Lexin Zhu Mengqing Li Guijun Yu Dongbo Zhan Wenzhen Zeng Nanyan Fu xiaowu Jiang ^*

• Yichun University, Yichun, China

Streptococcus suis serotype 2 (S. suis type 2, SS2) is one of the zoonotic pathogens known to induce meningitis, septicemia, and arthritis in both pigs and human, resulting in public health concern. CbpD, also termed as CrfP, is one of the Choline-binding proteins (CBPs) which was found as a murein hydrolase in SS2 and play crucial roles in natural genetic transformation under the control of ComRS-ComX regulatory system by a previous study. Nonetheless, the possible functions of CbpD in virulence and pathogenesis in SS2 remain unclear. In this study, a cbpD gene mutant (ΔcbpD) with its complemental strain (cΔcbpD) was constructed and further used to examining pathogenic roles of CbpD in SS2 infection.
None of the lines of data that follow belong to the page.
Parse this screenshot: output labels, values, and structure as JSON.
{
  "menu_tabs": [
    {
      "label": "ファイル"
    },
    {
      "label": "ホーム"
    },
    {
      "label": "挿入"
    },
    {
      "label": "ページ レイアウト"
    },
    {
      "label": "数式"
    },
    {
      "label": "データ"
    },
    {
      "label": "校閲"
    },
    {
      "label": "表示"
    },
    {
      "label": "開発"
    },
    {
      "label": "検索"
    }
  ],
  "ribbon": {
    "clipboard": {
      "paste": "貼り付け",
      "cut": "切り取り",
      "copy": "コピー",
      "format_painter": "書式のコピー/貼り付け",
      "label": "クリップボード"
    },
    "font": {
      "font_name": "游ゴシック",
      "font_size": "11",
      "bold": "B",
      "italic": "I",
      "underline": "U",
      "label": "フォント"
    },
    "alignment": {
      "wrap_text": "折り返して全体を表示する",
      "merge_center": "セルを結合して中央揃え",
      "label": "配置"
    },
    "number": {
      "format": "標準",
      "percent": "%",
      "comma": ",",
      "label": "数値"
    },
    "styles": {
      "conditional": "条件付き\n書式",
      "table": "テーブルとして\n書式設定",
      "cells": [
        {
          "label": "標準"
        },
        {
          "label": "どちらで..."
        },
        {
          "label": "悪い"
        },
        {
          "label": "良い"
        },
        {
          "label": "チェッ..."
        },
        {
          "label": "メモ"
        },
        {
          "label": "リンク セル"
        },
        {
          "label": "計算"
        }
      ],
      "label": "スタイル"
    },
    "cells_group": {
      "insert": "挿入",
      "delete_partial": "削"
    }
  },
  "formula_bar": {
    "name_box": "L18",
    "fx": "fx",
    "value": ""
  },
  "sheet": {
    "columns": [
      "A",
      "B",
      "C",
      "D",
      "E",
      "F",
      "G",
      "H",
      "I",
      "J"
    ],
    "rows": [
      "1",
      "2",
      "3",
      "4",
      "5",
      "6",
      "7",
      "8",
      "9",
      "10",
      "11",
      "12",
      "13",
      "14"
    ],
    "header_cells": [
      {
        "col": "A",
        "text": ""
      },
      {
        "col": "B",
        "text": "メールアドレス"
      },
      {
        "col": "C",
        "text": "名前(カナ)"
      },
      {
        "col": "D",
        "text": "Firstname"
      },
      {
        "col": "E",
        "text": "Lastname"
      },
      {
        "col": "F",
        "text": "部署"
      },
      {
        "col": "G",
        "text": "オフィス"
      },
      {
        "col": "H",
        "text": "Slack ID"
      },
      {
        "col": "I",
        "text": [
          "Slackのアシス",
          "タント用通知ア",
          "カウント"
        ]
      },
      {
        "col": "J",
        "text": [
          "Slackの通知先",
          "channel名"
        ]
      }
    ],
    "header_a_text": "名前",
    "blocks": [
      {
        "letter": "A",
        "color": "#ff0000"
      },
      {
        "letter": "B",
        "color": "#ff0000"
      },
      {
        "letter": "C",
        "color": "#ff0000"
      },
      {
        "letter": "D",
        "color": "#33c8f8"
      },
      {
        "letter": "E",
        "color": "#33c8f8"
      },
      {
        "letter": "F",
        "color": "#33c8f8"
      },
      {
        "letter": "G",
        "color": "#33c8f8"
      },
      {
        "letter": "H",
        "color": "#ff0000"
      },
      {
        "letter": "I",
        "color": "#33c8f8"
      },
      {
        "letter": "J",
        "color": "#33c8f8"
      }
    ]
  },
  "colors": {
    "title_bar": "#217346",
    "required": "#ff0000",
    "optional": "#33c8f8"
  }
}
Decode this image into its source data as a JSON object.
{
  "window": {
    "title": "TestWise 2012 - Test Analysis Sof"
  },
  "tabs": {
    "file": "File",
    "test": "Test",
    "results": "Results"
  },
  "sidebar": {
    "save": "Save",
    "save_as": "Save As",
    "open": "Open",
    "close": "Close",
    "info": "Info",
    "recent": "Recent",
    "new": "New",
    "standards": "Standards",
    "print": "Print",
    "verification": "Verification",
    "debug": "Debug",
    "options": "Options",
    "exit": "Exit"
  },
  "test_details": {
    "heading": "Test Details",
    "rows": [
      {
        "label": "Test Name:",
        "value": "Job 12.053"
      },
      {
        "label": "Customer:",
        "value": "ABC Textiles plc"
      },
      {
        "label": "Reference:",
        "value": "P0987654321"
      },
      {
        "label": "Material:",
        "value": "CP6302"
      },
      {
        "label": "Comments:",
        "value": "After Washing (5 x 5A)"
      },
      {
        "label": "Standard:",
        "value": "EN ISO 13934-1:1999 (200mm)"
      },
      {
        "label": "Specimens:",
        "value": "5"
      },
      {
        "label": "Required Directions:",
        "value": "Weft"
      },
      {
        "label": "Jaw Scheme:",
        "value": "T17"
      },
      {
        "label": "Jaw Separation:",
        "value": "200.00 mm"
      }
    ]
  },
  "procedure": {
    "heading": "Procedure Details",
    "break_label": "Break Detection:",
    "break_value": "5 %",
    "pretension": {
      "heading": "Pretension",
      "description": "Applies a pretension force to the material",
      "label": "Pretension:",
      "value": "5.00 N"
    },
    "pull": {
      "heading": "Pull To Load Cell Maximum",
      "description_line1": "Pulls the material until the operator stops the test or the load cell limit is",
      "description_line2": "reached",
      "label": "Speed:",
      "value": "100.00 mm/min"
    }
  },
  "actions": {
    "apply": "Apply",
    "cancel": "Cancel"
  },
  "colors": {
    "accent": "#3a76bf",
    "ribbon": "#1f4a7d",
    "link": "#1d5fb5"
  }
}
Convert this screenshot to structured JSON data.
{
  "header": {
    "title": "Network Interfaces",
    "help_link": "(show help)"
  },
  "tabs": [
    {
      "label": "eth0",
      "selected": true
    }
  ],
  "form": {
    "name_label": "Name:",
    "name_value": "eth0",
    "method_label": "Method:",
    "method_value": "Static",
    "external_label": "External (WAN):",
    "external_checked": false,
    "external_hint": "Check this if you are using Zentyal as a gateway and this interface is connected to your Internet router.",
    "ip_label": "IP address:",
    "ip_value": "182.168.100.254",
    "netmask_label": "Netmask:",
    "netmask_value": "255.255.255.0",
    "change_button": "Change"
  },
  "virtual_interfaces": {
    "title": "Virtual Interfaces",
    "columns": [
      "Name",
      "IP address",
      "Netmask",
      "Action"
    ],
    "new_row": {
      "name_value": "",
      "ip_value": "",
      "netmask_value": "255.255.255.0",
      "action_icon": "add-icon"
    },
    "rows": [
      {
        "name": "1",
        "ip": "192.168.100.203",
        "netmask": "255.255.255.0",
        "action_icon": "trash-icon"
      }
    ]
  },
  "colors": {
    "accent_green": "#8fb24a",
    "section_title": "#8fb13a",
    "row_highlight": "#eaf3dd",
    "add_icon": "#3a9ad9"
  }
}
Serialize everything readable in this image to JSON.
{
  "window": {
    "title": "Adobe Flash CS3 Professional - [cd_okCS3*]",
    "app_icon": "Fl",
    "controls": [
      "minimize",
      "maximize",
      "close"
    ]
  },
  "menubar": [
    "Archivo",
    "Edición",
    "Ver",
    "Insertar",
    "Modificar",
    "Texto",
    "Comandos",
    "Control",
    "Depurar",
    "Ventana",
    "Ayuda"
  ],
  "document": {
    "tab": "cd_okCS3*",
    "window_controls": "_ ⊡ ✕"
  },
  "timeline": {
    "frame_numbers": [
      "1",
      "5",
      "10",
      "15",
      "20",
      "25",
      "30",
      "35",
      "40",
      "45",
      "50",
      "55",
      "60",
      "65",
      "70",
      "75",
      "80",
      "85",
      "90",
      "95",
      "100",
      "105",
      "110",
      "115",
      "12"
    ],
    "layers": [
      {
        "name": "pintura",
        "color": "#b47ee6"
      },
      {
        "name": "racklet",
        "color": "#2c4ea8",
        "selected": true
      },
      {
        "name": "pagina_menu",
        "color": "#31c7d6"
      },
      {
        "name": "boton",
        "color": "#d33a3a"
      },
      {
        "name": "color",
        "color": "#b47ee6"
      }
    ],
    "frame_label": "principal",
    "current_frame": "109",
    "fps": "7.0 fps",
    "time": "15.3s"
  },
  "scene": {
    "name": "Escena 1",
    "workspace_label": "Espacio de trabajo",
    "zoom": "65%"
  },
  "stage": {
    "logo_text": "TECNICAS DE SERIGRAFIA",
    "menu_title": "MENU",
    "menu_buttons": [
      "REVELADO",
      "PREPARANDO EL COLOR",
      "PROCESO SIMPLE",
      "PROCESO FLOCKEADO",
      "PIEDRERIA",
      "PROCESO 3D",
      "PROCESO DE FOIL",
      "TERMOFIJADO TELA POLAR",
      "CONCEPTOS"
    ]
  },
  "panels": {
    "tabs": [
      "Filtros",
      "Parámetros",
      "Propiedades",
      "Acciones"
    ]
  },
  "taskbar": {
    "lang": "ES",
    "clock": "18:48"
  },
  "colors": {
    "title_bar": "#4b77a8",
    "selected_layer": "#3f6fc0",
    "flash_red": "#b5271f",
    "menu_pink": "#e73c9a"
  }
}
The results showed that the cbpD deficiency lead to increased bacterial chains elongation and aggregation with little impact on growth capability of SS2. The ΔcbpD strain represented more vulnerable to a thermo, acid or oxidative stress. Elevated adhesion to human epithelial HEp-2 cells, decreased invasion into bEND3.0 cells and more easily to be phagocytosed by murine RAW264.7 macrophages of ΔcbpD were found.The virulence of cbpD mutant was attenuated in a mouse infection model. Enhanced susceptibility within mice blood, impaired ability to colonize organs with alleviated histopathological lesions were also demonstrated as compared with wild type of SS2.It is noteworthy that the discrepant expression of multiple virulence-associated factors including serine/threonine phosphorylase Stp, anti-phagocytosis factor of transglutaminase TGase and adhesin of chaperon DnaJ, were examined resulting from the deletion of cbpD. Overall, these findings provided evidence that the CbpD factor contributes to SS2 infection and involved in bacterial adhesion, invasion and anti-phagocytosis process by modulating crucial virulence associated factors expression.